A few years ago, I found a great research article from Gartner stating that most big data projects usually fail because of two reasons: lack of objective and miscommunication. This article was published in December 2015 by Gartner. The same article mentioned: “A combination of factors usually derails big data implementations. Problems and failures occur due to factors including strategy, people, culture, capacities, inattention to analytics details or the nuances of implemented tools, all exacerbated by the rapid advancement of the digital economy.”
It was also stated that “once strategy and skill priorities are addressed, then you can move on to big data analytics.” This is very true, I must say; a well-defined strategy and great combination of technical and non-technical skills are essential to improve the success of any data or big data analytics project, regardless of the organization or industry.
It’s difficult to answer the question of why data projects fail. After my experience in data science, I would like to add something that usually is not addressed in many articles that I see.
How Data Projects Differ From Other Types of Projects
In any project, an objective is set up with specific targets that define a scope.
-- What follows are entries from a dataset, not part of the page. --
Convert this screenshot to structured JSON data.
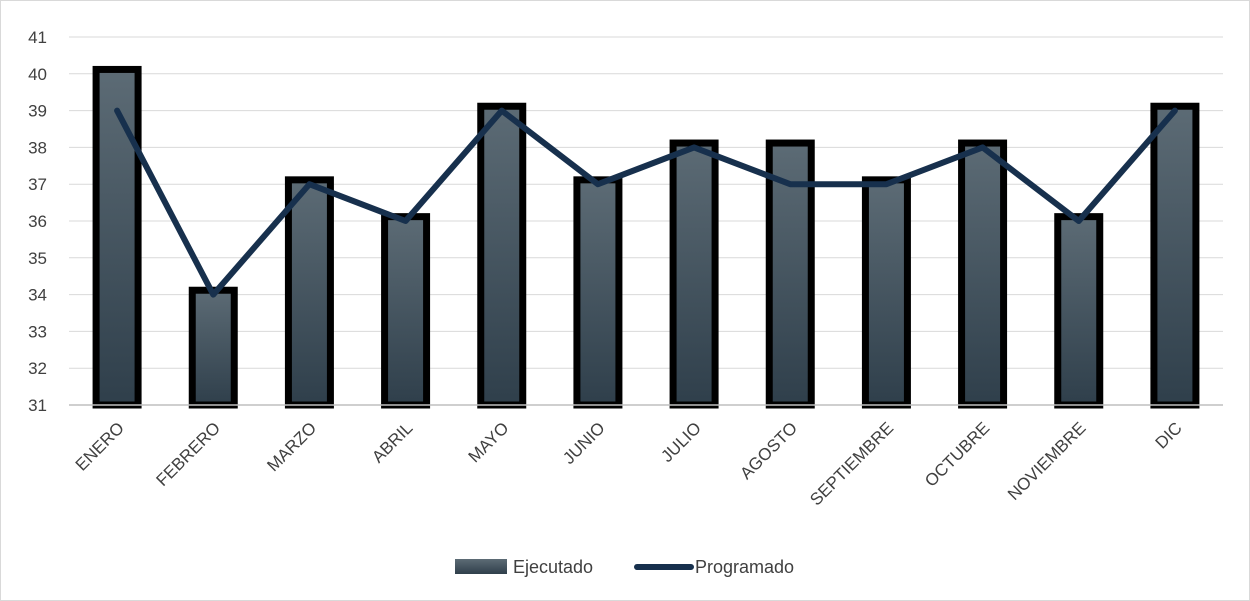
{
  "chart_data": {
    "type": "bar",
    "categories": [
      "ENERO",
      "FEBRERO",
      "MARZO",
      "ABRIL",
      "MAYO",
      "JUNIO",
      "JULIO",
      "AGOSTO",
      "SEPTIEMBRE",
      "OCTUBRE",
      "NOVIEMBRE",
      "DIC"
    ],
    "series": [
      {
        "name": "Ejecutado",
        "type": "bar",
        "values": [
          40.2,
          34.2,
          37.2,
          36.2,
          39.2,
          37.2,
          38.2,
          38.2,
          37.2,
          38.2,
          36.2,
          39.2
        ],
        "color": "#4a5964"
      },
      {
        "name": "Programado",
        "type": "line",
        "values": [
          39,
          34,
          37,
          36,
          39,
          37,
          38,
          37,
          37,
          38,
          36,
          39
        ],
        "color": "#17304d"
      }
    ],
    "title": "",
    "xlabel": "",
    "ylabel": "",
    "ylim": [
      31,
      41
    ],
    "yticks": [
      31,
      32,
      33,
      34,
      35,
      36,
      37,
      38,
      39,
      40,
      41
    ],
    "grid": true,
    "legend_position": "bottom"
  }
}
Boundaries about what is inside or outside of the scope, as well as a set of tasks and a timeline, are also defined. Resources — material, financial, and human — are commissioned and aligned, and then everything starts. With proper management, and if everything goes according to how it was planned at first, the project concludes. There may be difficulties and problems along the way, but one way or another, the project reaches a conclusion.
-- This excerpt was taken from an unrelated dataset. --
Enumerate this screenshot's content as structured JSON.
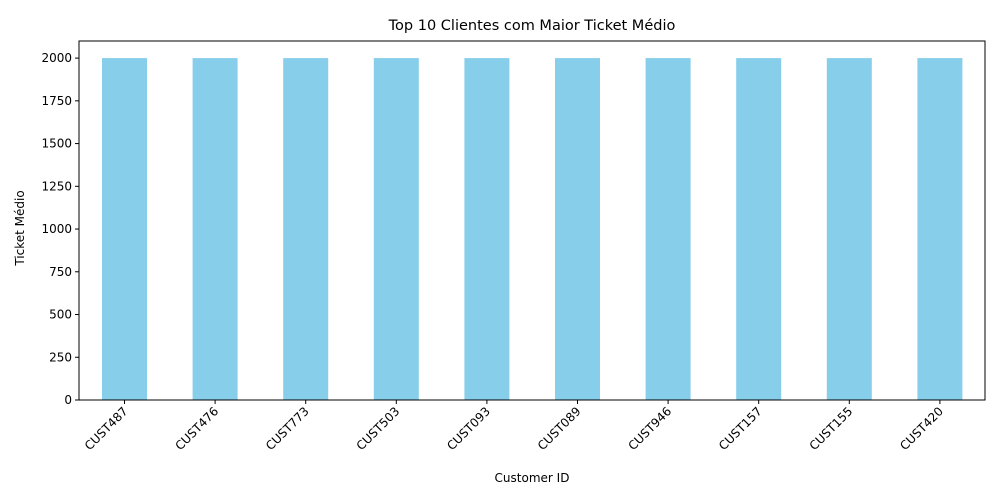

One of the worst things that may happen is that the project gets derailed and shifts in a direction that was not originally planned, consuming time and resources with a slightly different objective. This is called ‘scope creep’ and it is one of the biggest issues for project managers.
Any data project could follow the same high-level definition process as any regular project. However, a data project is not like any other project, because the development is based on data. Data is a digital asset that can be stored in many different ‘containers’ — databases, flat files, websites, etc. — and in many ways using different technologies. In addition, data could be stored much earlier than the either the data or leadership teams have been working with it.
As data is generated by many systems and humans, how it is stored is impacted by how each system and professional understand how data should be stored. This may change the organization’s assumptions about what data we have. Therefore, it is so critical to have proper data governance and data catalog in place.
Understanding the Past to Predict the Future
There is another angle to this: Data has never been stored to be analyzed as we are doing it today. Organizations and companies have been storing data as it is something that they produce. They have been making consolidated analyses in order to understand what happened in the past. So, the usual objective for storing data has been to understand ‘how my revenue was doing’ or ‘how my balance sheet is looking compared to the previous term.’ The bottom line is to understand ‘what happened in the past’ to make decisions for the future.
There are other reasons why we have been storing data, like compliance or because it is something that ‘belongs to the organization,’ for example. Organizational leaders use their human intuition and experience combined with those reports to figure out what should be done today, in order to anticipate a future scenario.
Nowadays, with the rise of big data and artificial intelligence, it is necessary to define an objective before doing any data project that will go beyond ‘what happened in the past.’ We need to figure out what can happen in the future based on historical events. Those events can be captured with the data that we have stored.
We are discovering that using data to figure out what can happen in the future can be automated and recommend actions in the present to anticipate future scenarios. So, we are mechanizing and automating human intuition with data and artificial intelligence. By doing so, organizational leaders can focus on high-level strategy and defining long-term targets.
The Big Challenge of Data Projects
Here is the big challenge: Data has never been stored and organized to answer ‘what can happen in the future.’ It requires a big effort to, what I like to call, ‘listen first’ to your data and then start asking questions. Very often, data will disclose what can or can’t be done, regardless of your objective.
Unfortunately, we treat data as a ‘crystal ball’ that we can ask anything and it will ‘speak’ telling us what to do, but that’s not how it works. In fact, it’s the opposite. First, examine and explore what type of questions your data can answer, and then develop the questions. Very likely, data will redefine the main objective of your data project, but be prepared. You may uncover other objectives that you never thought about and they may return more significant value than your original objective.